The first version of ISO 9000 came out the year I graduated from college. A few years later someone recommended that I might want to get up to speed in it and loaned me the actual standard. When I finished it, I said “but, but, but… this is just what my college teachers called ‘doing things properly’! It’s what I’ve been doing for years, it’s how I always organize my work! What’s so fancy about it?” Turns out the first draft had been written - by three of my college teachers. So, I’d started training in ISO 9000 years before ISO 9000 got to print - we just called it “doing things properly”.
Do you honestly think he was going to say that during a job interview?
There’s a very good chance of shooting yourself in the foot if you don’t even know what a gun is. “What’s a design methodology? We just code.” Next.
Another “buzz word” you might want to check out is “Design Pattern” (if you aren’t familiar already.)
I remember being asked many times which design patterns I was familiar with and/or had used.
Another “buzzword” to know is kanban, which is an alternative to scrum. Not sure how popular it is…but the company I work for has moved to it, and as an internal customer & business owner the biggest change I see is moving from scheduled releases to releasing on a more ad-hoc basis. And smaller stories. I’m not a developer or PM so can’t tell you much more, maybe others here can.

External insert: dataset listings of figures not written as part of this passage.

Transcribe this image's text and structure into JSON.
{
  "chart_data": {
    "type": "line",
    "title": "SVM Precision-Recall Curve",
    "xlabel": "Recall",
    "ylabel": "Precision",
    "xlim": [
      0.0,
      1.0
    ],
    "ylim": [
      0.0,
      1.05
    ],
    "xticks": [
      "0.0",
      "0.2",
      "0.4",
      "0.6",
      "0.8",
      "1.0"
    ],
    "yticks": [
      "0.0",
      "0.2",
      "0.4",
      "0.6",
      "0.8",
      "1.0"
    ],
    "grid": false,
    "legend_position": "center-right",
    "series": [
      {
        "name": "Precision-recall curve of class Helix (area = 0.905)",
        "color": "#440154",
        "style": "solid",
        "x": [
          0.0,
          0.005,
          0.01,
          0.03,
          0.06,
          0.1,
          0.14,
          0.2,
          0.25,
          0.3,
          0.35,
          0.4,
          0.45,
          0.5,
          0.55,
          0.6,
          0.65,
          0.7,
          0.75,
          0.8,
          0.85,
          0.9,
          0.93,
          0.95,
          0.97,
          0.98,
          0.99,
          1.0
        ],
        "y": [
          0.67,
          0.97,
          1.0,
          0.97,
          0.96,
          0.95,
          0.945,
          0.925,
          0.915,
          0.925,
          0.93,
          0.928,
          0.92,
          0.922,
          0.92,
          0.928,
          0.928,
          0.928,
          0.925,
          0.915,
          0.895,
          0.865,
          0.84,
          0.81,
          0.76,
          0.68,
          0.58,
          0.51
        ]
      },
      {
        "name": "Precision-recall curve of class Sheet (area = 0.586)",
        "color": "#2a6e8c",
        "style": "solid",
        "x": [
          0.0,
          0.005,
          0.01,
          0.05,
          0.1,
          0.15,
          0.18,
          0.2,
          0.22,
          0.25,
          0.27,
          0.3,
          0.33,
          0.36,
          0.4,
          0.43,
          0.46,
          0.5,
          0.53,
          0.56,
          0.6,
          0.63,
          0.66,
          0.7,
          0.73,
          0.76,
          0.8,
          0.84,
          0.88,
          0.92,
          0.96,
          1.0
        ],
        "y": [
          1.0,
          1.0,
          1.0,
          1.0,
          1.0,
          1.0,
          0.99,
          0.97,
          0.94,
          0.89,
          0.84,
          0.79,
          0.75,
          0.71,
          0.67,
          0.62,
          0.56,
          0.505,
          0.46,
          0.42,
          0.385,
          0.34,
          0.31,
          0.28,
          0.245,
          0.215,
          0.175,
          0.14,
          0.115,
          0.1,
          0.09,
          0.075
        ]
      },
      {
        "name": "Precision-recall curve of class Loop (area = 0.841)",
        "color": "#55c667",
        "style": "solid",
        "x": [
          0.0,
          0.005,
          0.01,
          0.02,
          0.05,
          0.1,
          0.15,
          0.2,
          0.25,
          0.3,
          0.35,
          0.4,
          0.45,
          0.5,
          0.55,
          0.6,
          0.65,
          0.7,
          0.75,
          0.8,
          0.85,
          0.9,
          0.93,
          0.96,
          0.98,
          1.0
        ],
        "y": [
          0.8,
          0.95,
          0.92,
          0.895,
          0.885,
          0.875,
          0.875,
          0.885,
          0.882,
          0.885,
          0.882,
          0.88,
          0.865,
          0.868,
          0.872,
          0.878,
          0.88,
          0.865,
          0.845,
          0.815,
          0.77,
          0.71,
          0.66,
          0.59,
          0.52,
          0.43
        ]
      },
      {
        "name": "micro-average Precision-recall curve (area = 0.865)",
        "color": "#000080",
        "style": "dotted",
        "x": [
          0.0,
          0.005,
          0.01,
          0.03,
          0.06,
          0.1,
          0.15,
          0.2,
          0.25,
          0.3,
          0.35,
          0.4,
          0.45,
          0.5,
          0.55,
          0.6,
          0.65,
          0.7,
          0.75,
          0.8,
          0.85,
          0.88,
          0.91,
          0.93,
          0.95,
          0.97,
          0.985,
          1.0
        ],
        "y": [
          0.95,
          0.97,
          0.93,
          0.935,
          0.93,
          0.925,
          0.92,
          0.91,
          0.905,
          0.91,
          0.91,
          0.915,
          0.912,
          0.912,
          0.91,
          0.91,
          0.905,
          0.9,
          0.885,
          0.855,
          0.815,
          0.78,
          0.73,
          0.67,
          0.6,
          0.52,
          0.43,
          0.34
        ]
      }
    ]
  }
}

I’ve been using some sort of variant of it for the past couple of years. Frankly, I find it a lot easier and more sane than Scrum (which I found, as others have said, to be a bit too formalised, requiring things to be done “just because”). It really did feel like it was common sense, planning when to do things and not taking too much on at once.
We used this website for our board:
I grew up with Waterfall in the 90s. Another reason I think it has fallen out of favor is that with modern software development tools, the boundaries between design, prototyping and development have blured. It’s almost as easy to simply play around building something in some development environments as it is to actually plan it out from scratch. Of course that’s a danger as well. People can get lulled into a false sense of how easy it is to develop and then code themselves into a corner.
That is true. Lot’s of software development is done now with no exact spec for the end product. All through the development cycle priorities are changing based on marketing, timing, and any other consideration that can be accomodated. All of these methodologies are fraught with danger if good sense isn’t a primary consideration.
I’m running with Kanban on some new projects and I’m finding the hardest part about it is explaining why I’m not using Scrum. “Because all that ceremonial and artifactual overhead is… um… basically unnecessary for most of what we do?”